話によれば、さるはもう随分と歳らしい。もう少ししたら眠りの周期に入るのだという。その前に私は挨拶をしておきたかったのだ。
私は大層重いですよ、とさるが言うので、私は試しにしゃがんでその身体を抱き締めて持ち上げてみる。大きな枕のような身体は、しかしなかなか持ち上がらず、どうしても膝が曲がったまま動かない。ははは、重いでしょう。ご無理をなさらず。さるは丸い瞳を細めることなく笑う。私は根性でさるを持ち上げて膝を伸ばし、そして直ぐに降ろした。確かに、とても重かった。そう言うと、さるはやはり笑ってばかりだった。

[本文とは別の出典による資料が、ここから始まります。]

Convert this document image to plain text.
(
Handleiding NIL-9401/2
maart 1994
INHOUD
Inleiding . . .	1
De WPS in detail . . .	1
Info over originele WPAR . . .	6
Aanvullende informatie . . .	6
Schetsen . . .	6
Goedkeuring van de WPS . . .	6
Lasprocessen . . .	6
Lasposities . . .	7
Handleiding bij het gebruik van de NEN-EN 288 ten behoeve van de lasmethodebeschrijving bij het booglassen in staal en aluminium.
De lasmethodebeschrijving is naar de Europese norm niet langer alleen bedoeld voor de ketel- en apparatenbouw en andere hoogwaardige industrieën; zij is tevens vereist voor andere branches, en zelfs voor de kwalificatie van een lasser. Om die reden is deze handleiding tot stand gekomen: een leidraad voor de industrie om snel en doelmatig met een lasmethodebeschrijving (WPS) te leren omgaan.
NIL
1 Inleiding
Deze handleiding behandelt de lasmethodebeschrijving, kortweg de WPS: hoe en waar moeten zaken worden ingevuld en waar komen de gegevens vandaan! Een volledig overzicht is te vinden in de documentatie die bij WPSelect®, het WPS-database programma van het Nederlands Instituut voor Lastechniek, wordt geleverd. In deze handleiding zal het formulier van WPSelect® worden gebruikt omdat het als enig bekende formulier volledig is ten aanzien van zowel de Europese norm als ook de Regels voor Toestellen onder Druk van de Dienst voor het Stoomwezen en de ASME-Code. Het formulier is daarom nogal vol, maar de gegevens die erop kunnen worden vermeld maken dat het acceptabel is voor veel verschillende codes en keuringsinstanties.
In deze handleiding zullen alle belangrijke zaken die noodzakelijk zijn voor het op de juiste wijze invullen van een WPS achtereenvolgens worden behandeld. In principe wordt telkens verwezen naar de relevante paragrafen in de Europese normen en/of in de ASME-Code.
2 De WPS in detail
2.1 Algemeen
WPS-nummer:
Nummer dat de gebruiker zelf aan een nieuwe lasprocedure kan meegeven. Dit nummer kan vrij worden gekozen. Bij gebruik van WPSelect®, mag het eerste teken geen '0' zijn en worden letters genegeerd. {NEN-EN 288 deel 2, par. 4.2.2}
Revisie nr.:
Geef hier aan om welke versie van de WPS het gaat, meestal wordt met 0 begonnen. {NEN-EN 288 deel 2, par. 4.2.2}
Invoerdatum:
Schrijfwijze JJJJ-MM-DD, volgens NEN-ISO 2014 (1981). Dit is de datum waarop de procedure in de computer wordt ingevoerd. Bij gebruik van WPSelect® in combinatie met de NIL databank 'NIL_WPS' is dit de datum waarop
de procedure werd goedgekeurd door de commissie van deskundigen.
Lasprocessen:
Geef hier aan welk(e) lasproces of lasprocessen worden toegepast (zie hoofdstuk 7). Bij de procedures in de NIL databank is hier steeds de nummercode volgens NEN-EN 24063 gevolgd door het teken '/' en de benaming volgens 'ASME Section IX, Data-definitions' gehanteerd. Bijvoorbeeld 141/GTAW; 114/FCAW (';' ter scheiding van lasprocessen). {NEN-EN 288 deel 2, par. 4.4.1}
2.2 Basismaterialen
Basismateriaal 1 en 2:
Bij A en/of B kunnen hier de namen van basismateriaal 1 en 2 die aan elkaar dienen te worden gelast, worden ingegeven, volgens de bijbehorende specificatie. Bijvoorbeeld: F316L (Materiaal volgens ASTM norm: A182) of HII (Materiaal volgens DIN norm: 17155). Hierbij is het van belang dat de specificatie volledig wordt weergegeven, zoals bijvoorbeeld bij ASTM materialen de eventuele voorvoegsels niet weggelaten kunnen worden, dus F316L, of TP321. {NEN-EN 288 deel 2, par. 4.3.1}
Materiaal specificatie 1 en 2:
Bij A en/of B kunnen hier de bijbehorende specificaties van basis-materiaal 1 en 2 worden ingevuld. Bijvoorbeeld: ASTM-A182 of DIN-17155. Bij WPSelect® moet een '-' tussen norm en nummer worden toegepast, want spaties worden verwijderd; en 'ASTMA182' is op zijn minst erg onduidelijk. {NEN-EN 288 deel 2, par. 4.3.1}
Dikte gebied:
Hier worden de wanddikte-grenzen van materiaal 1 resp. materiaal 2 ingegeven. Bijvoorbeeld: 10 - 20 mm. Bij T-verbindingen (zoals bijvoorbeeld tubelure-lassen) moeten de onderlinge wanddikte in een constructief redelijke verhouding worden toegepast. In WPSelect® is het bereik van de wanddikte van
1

薄暗い教室の床には細かな結晶の欠片が様々な色に光を反射して散らばっていた。皆既に机にかじりついて、銅製の楕円の早見表で計っている。困ったことに、さると話していたら授業に遅れてしまったらしい。私は空いている席に着くと、結晶を拾い集めて作業に取り掛かる。遅刻をした私のところに教師がやって来て質問をするが答えられないでいると、隣の席の少女が使い古しのノートをそっと差し出してくれたので答えることができた。そのノートには小学校以来会っていない少年のテストが挟まっていて、表は満点に近いのに裏は零点だった。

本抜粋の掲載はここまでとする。